A better understanding of water flow

by | Apr 12, 2019 | Inside Mines, Spring 2019 | 0 comments

Understanding the movement and availability of water locally and across the country is of paramount importance to both economic productivity and the human health of the nation.

Decades of hydrology and computer science advances have allowed researchers to simulate U.S. water flow at high resolution on a continental scale for the first time, and a new $3.8 million National Science Foundation project led by Mines aims to put those state-of-the-science hydrologic models into the hands of a much broader audience.

Not only will HydroFrame allow field hydrologists to seamlessly test their own observations against national research and operational models—no software engineering background or supercomputer required—but farmers, city planners, forest managers, teachers and others will also be able to access the best hydrologic information available today through an easy-to-use online portal.

The grant from NSF’s Office of Advanced Cyberinfrastructure brings together computer scientists and hydrologists from seven institutions, forming a research team of experts in hydrologic processes, hydrologic model development, uncertainty quantification, data and workflow management, high-performance computing, performance portability and education and outreach.

“Having access to decadal, national-scale simulations is an unprecedented resource for both the hydrologic community and the much broader community of people working in water-dependent systems, whether that’s biological systems, energy or food production,” said Reed Maxwell, Rowlinson Professor of Hydrology at Mines and principal investigator on the project. “All hydrology builds on itself, and these simulations will enable the community to address research and operational questions about water availability and dynamics from the watershed to continental scale.”

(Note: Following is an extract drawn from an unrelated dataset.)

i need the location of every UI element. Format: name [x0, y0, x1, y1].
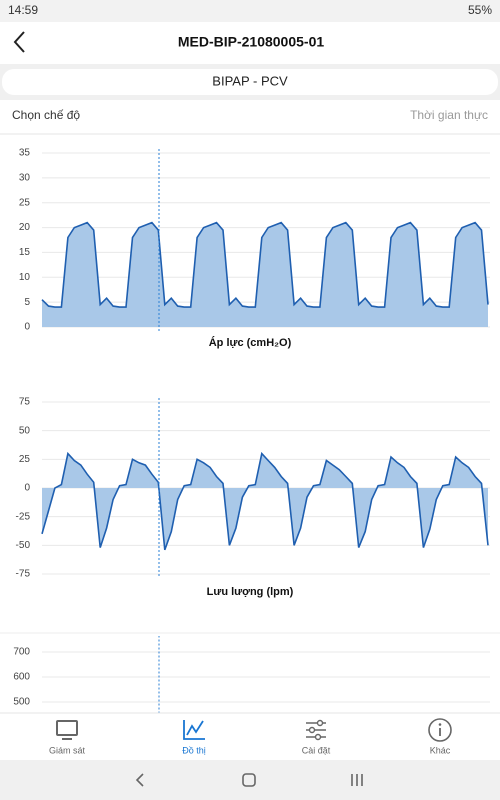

The research team is focusing its efforts on two specific modeling systems. The Weather Research and Forecasting Hydrologic (WRF-Hydro) system, managed by the National Center for Atmospheric Research, can be configured to represent hydrological processes at continental, regional and local scales, depending on the questions being asked and purpose being addressed. It also serves as the basis for the National Water Model, which simulates streamflow over the entire continental U.S. and is run by the National Oceanic and Atmospheric Administration. 

The other system, ParFlow, can also be scaled to run at the local, regional or continental scale but uses a more general subsurface flow solution scheme optimized for parallel computing and operates in a research capacity. Both are run on industry-leading science and research supercomputers, the complex systems requiring thousands of cores to operate. 

Over the four-year project, researchers plan to both improve access to the models and further improve the models themselves, through additional computer science research as well as additional input from the larger hydrologic community.   

“These modeling systems are the best reconstruction of the hydrology of the whole continent over the past decade we have,” Maxwell said. “We’ve already shown proof of concept—now, we want to bring the hydrologic community together and provide seamless access to not only just the results of these simulations but also input into how the simulations could be used in science or even shape how these models work.”